Fig. 1 is a schematic front view showing one embodiment of the present invention, Fig. 2 is a schematic front view showing one embodiment of the invention;
The figure is a schematic side view mainly showing the opening mechanism part in Figure 1, Figure 3 is a schematic plan view mainly showing the reaction force receiver mechanism part in Figure 1, and Figure 4 mainly shows the mud gun part in Figure 1. The enlarged schematic front view and FIG. 5 are a schematic vertical sectional view of the pressurized melting reduction furnace. In the drawing, 1
...Furnace body, 2...Lance, 3...Gas inlet, 4...Hood, 5.6...Chute,
7... Iron bath, 8... Slag, 9...
Discharge port, 10... Tapping port, 11... Base. 12... Hanging bracket, 13... Rail, 14...
...Opening mechanism, 15...First truck, 16...
Wheels, 17... Connecting fittings, 18... Guide rails, 19... Second bogie. 20... Drilling rod, 21... Motor, 22...

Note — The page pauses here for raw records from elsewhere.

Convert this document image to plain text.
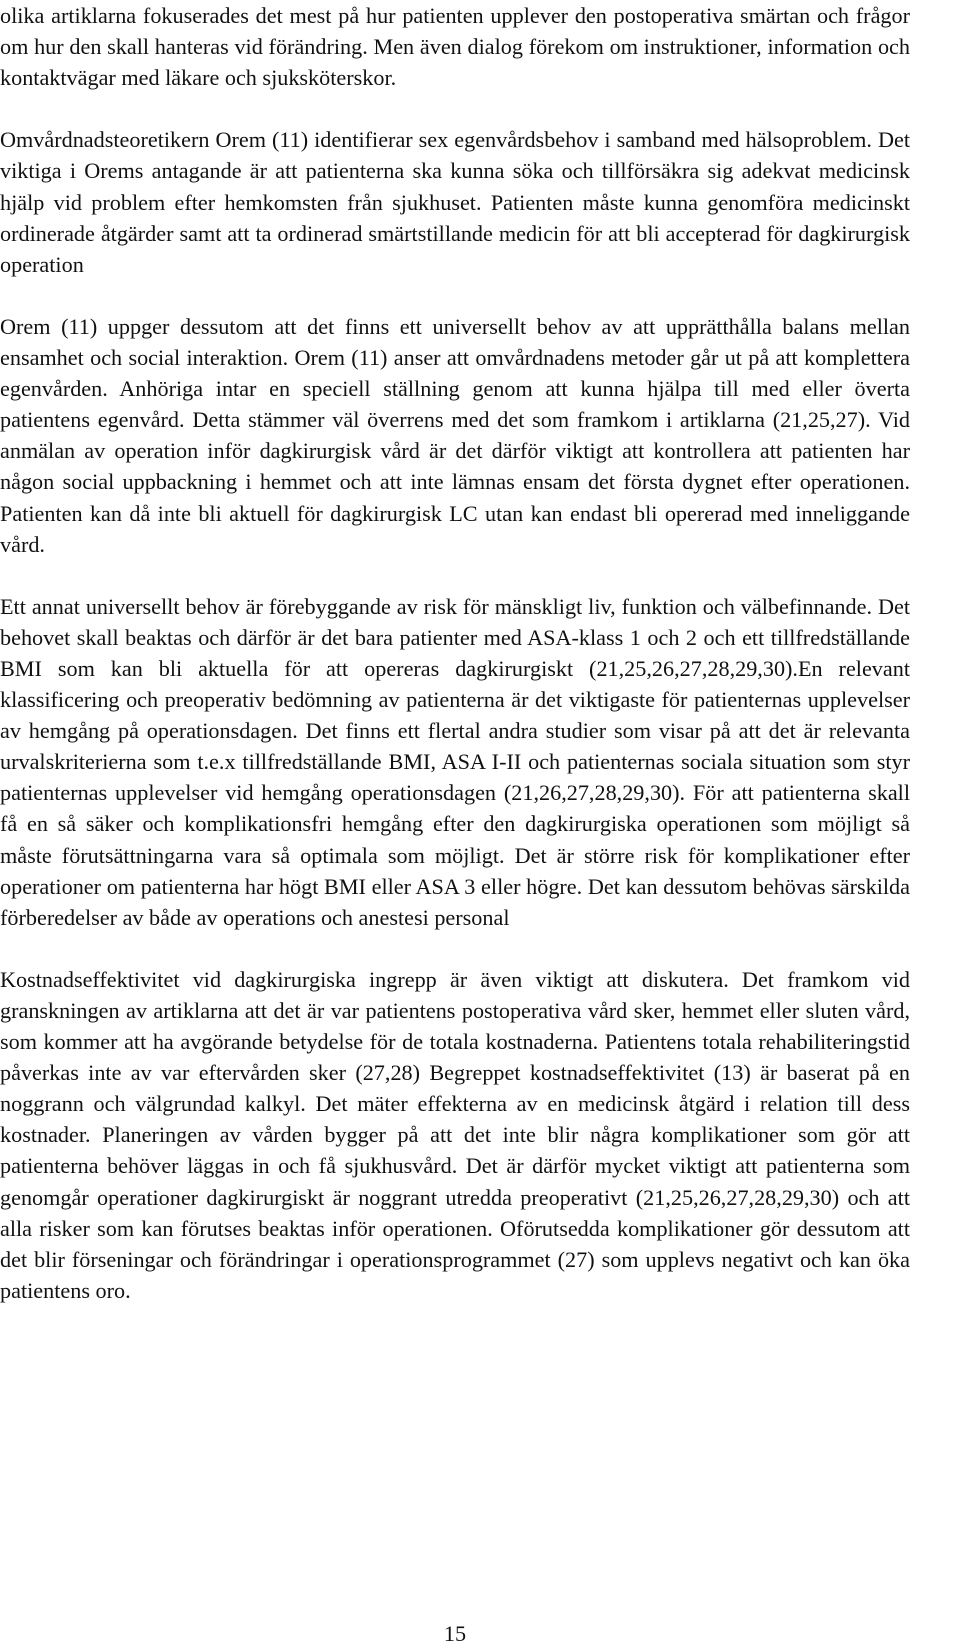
olika artiklarna fokuserades det mest på hur patienten upplever den postoperativa smärtan och frågor om hur den skall hanteras vid förändring. Men även dialog förekom om instruktioner, information och kontaktvägar med läkare och sjuksköterskor.

Omvårdnadsteoretikern Orem (11) identifierar sex egenvårdsbehov i samband med hälsoproblem. Det viktiga i Orems antagande är att patienterna ska kunna söka och tillförsäkra sig adekvat medicinsk hjälp vid problem efter hemkomsten från sjukhuset. Patienten måste kunna genomföra medicinskt ordinerade åtgärder samt att ta ordinerad smärtstillande medicin för att bli accepterad för dagkirurgisk operation

Orem (11) uppger dessutom att det finns ett universellt behov av att upprätthålla balans mellan ensamhet och social interaktion. Orem (11) anser att omvårdnadens metoder går ut på att komplettera egenvården. Anhöriga intar en speciell ställning genom att kunna hjälpa till med eller överta patientens egenvård. Detta stämmer väl överrens med det som framkom i artiklarna (21,25,27). Vid anmälan av operation inför dagkirurgisk vård är det därför viktigt att kontrollera att patienten har någon social uppbackning i hemmet och att inte lämnas ensam det första dygnet efter operationen. Patienten kan då inte bli aktuell för dagkirurgisk LC utan kan endast bli opererad med inneliggande vård.

Ett annat universellt behov är förebyggande av risk för mänskligt liv, funktion och välbefinnande. Det behovet skall beaktas och därför är det bara patienter med ASA-klass 1 och 2 och ett tillfredställande BMI som kan bli aktuella för att opereras dagkirurgiskt (21,25,26,27,28,29,30).En relevant klassificering och preoperativ bedömning av patienterna är det viktigaste för patienternas upplevelser av hemgång på operationsdagen. Det finns ett flertal andra studier som visar på att det är relevanta urvalskriterierna som t.e.x tillfredställande BMI, ASA I-II och patienternas sociala situation som styr patienternas upplevelser vid hemgång operationsdagen (21,26,27,28,29,30). För att patienterna skall få en så säker och komplikationsfri hemgång efter den dagkirurgiska operationen som möjligt så måste förutsättningarna vara så optimala som möjligt. Det är större risk för komplikationer efter operationer om patienterna har högt BMI eller ASA 3 eller högre. Det kan dessutom behövas särskilda förberedelser av både av operations och anestesi personal

Kostnadseffektivitet vid dagkirurgiska ingrepp är även viktigt att diskutera. Det framkom vid granskningen av artiklarna att det är var patientens postoperativa vård sker, hemmet eller sluten vård, som kommer att ha avgörande betydelse för de totala kostnaderna. Patientens totala rehabiliteringstid påverkas inte av var eftervården sker (27,28) Begreppet kostnadseffektivitet (13) är baserat på en noggrann och välgrundad kalkyl. Det mäter effekterna av en medicinsk åtgärd i relation till dess kostnader. Planeringen av vården bygger på att det inte blir några komplikationer som gör att patienterna behöver läggas in och få sjukhusvård. Det är därför mycket viktigt att patienterna som genomgår operationer dagkirurgiskt är noggrant utredda preoperativt (21,25,26,27,28,29,30) och att alla risker som kan förutses beaktas inför operationen. Oförutsedda komplikationer gör dessutom att det blir förseningar och förändringar i operationsprogrammet (27) som upplevs negativt och kan öka patientens oro.

15
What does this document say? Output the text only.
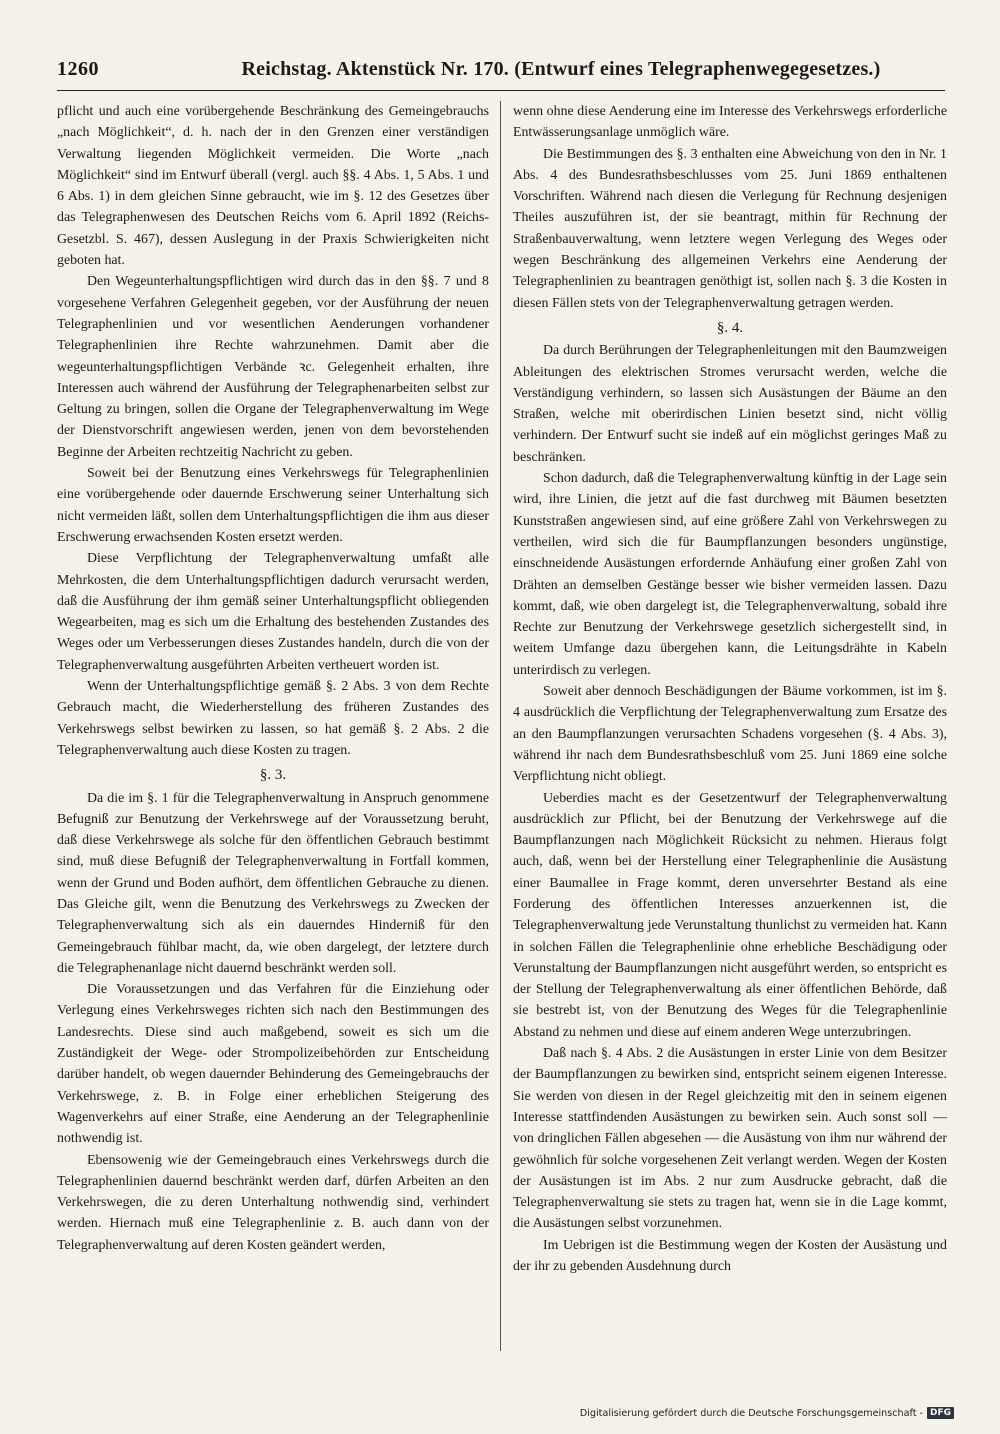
1260	Reichstag. Aktenstück Nr. 170. (Entwurf eines Telegraphenwegegesetzes.)

pflicht und auch eine vorübergehende Beschränkung des Gemeingebrauchs „nach Möglichkeit“, d. h. nach der in den Grenzen einer verständigen Verwaltung liegenden Möglichkeit vermeiden. Die Worte „nach Möglichkeit“ sind im Entwurf überall (vergl. auch §§. 4 Abs. 1, 5 Abs. 1 und 6 Abs. 1) in dem gleichen Sinne gebraucht, wie im §. 12 des Gesetzes über das Telegraphenwesen des Deutschen Reichs vom 6. April 1892 (Reichs-Gesetzbl. S. 467), dessen Auslegung in der Praxis Schwierigkeiten nicht geboten hat.

Den Wegeunterhaltungspflichtigen wird durch das in den §§. 7 und 8 vorgesehene Verfahren Gelegenheit gegeben, vor der Ausführung der neuen Telegraphenlinien und vor wesentlichen Aenderungen vorhandener Telegraphenlinien ihre Rechte wahrzunehmen. Damit aber die wegeunterhaltungspflichtigen Verbände ꝛc. Gelegenheit erhalten, ihre Interessen auch während der Ausführung der Telegraphenarbeiten selbst zur Geltung zu bringen, sollen die Organe der Telegraphenverwaltung im Wege der Dienstvorschrift angewiesen werden, jenen von dem bevorstehenden Beginne der Arbeiten rechtzeitig Nachricht zu geben.

Soweit bei der Benutzung eines Verkehrswegs für Telegraphenlinien eine vorübergehende oder dauernde Erschwerung seiner Unterhaltung sich nicht vermeiden läßt, sollen dem Unterhaltungspflichtigen die ihm aus dieser Erschwerung erwachsenden Kosten ersetzt werden.

Diese Verpflichtung der Telegraphenverwaltung umfaßt alle Mehrkosten, die dem Unterhaltungspflichtigen dadurch verursacht werden, daß die Ausführung der ihm gemäß seiner Unterhaltungspflicht obliegenden Wegearbeiten, mag es sich um die Erhaltung des bestehenden Zustandes des Weges oder um Verbesserungen dieses Zustandes handeln, durch die von der Telegraphenverwaltung ausgeführten Arbeiten vertheuert worden ist.

Wenn der Unterhaltungspflichtige gemäß §. 2 Abs. 3 von dem Rechte Gebrauch macht, die Wiederherstellung des früheren Zustandes des Verkehrswegs selbst bewirken zu lassen, so hat gemäß §. 2 Abs. 2 die Telegraphenverwaltung auch diese Kosten zu tragen.

§. 3.

Da die im §. 1 für die Telegraphenverwaltung in Anspruch genommene Befugniß zur Benutzung der Verkehrswege auf der Voraussetzung beruht, daß diese Verkehrswege als solche für den öffentlichen Gebrauch bestimmt sind, muß diese Befugniß der Telegraphenverwaltung in Fortfall kommen, wenn der Grund und Boden aufhört, dem öffentlichen Gebrauche zu dienen. Das Gleiche gilt, wenn die Benutzung des Verkehrswegs zu Zwecken der Telegraphenverwaltung sich als ein dauerndes Hinderniß für den Gemeingebrauch fühlbar macht, da, wie oben dargelegt, der letztere durch die Telegraphenanlage nicht dauernd beschränkt werden soll.

Die Voraussetzungen und das Verfahren für die Einziehung oder Verlegung eines Verkehrsweges richten sich nach den Bestimmungen des Landesrechts. Diese sind auch maßgebend, soweit es sich um die Zuständigkeit der Wege- oder Strompolizeibehörden zur Entscheidung darüber handelt, ob wegen dauernder Behinderung des Gemeingebrauchs der Verkehrswege, z. B. in Folge einer erheblichen Steigerung des Wagenverkehrs auf einer Straße, eine Aenderung an der Telegraphenlinie nothwendig ist.

Ebensowenig wie der Gemeingebrauch eines Verkehrswegs durch die Telegraphenlinien dauernd beschränkt werden darf, dürfen Arbeiten an den Verkehrswegen, die zu deren Unterhaltung nothwendig sind, verhindert werden. Hiernach muß eine Telegraphenlinie z. B. auch dann von der Telegraphenverwaltung auf deren Kosten geändert werden,

wenn ohne diese Aenderung eine im Interesse des Verkehrswegs erforderliche Entwässerungsanlage unmöglich wäre.

Die Bestimmungen des §. 3 enthalten eine Abweichung von den in Nr. 1 Abs. 4 des Bundesrathsbeschlusses vom 25. Juni 1869 enthaltenen Vorschriften. Während nach diesen die Verlegung für Rechnung desjenigen Theiles auszuführen ist, der sie beantragt, mithin für Rechnung der Straßenbauverwaltung, wenn letztere wegen Verlegung des Weges oder wegen Beschränkung des allgemeinen Verkehrs eine Aenderung der Telegraphenlinien zu beantragen genöthigt ist, sollen nach §. 3 die Kosten in diesen Fällen stets von der Telegraphenverwaltung getragen werden.

§. 4.

Da durch Berührungen der Telegraphenleitungen mit den Baumzweigen Ableitungen des elektrischen Stromes verursacht werden, welche die Verständigung verhindern, so lassen sich Ausästungen der Bäume an den Straßen, welche mit oberirdischen Linien besetzt sind, nicht völlig verhindern. Der Entwurf sucht sie indeß auf ein möglichst geringes Maß zu beschränken.

Schon dadurch, daß die Telegraphenverwaltung künftig in der Lage sein wird, ihre Linien, die jetzt auf die fast durchweg mit Bäumen besetzten Kunststraßen angewiesen sind, auf eine größere Zahl von Verkehrswegen zu vertheilen, wird sich die für Baumpflanzungen besonders ungünstige, einschneidende Ausästungen erfordernde Anhäufung einer großen Zahl von Drähten an demselben Gestänge besser wie bisher vermeiden lassen. Dazu kommt, daß, wie oben dargelegt ist, die Telegraphenverwaltung, sobald ihre Rechte zur Benutzung der Verkehrswege gesetzlich sichergestellt sind, in weitem Umfange dazu übergehen kann, die Leitungsdrähte in Kabeln unterirdisch zu verlegen.

Soweit aber dennoch Beschädigungen der Bäume vorkommen, ist im §. 4 ausdrücklich die Verpflichtung der Telegraphenverwaltung zum Ersatze des an den Baumpflanzungen verursachten Schadens vorgesehen (§. 4 Abs. 3), während ihr nach dem Bundesrathsbeschluß vom 25. Juni 1869 eine solche Verpflichtung nicht obliegt.

Ueberdies macht es der Gesetzentwurf der Telegraphenverwaltung ausdrücklich zur Pflicht, bei der Benutzung der Verkehrswege auf die Baumpflanzungen nach Möglichkeit Rücksicht zu nehmen. Hieraus folgt auch, daß, wenn bei der Herstellung einer Telegraphenlinie die Ausästung einer Baumallee in Frage kommt, deren unversehrter Bestand als eine Forderung des öffentlichen Interesses anzuerkennen ist, die Telegraphenverwaltung jede Verunstaltung thunlichst zu vermeiden hat. Kann in solchen Fällen die Telegraphenlinie ohne erhebliche Beschädigung oder Verunstaltung der Baumpflanzungen nicht ausgeführt werden, so entspricht es der Stellung der Telegraphenverwaltung als einer öffentlichen Behörde, daß sie bestrebt ist, von der Benutzung des Weges für die Telegraphenlinie Abstand zu nehmen und diese auf einem anderen Wege unterzubringen.

Daß nach §. 4 Abs. 2 die Ausästungen in erster Linie von dem Besitzer der Baumpflanzungen zu bewirken sind, entspricht seinem eigenen Interesse. Sie werden von diesen in der Regel gleichzeitig mit den in seinem eigenen Interesse stattfindenden Ausästungen zu bewirken sein. Auch sonst soll — von dringlichen Fällen abgesehen — die Ausästung von ihm nur während der gewöhnlich für solche vorgesehenen Zeit verlangt werden. Wegen der Kosten der Ausästungen ist im Abs. 2 nur zum Ausdrucke gebracht, daß die Telegraphenverwaltung sie stets zu tragen hat, wenn sie in die Lage kommt, die Ausästungen selbst vorzunehmen.

Im Uebrigen ist die Bestimmung wegen der Kosten der Ausästung und der ihr zu gebenden Ausdehnung durch

Digitalisierung gefördert durch die Deutsche Forschungsgemeinschaft - DFG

...Horizontal shaft, 23...Mud gun, 24...Supporting metal fittings, 25...Bracket, 26...First hydraulic cylinder, 27...Reaction force receiver is metal fitting, 28.28'... Pin, 29...first shell, 30...second hydraulic cylinder, 31...horizontal axis, 32...second shell. 33... Bracket, 34... Third hydraulic cylinder,
35... Cylinder for mud gun.

Claims (1)

[Claims] 1. A base movable toward the taphole provided at the lower part of the side wall of the smelting reduction furnace, a guide rail provided horizontally at the lower part of the base toward the taphole, and the guide rail. To,
an opening mechanism consisting of a drilling rod that is supported horizontally and is rotatable about its axis for opening the tap hole; and an opening mechanism provided at the end of the base on the smelting reduction furnace side. a closing mechanism consisting of a mud gun for closing the tap hole, which is rotatably provided on the horizontal shaft of the tap hole through a support fitting toward the tap hole; and the tap hole of the smelting reduction furnace. A reaction force consisting of a first hacker provided at the end of the base and a second hacker provided at the end of the guide rail, which can be locked to a reaction force receiving metal fitting provided on the upper side wall. 1. A taphole opening and closing device for a smelting reduction furnace, comprising a receiving mechanism.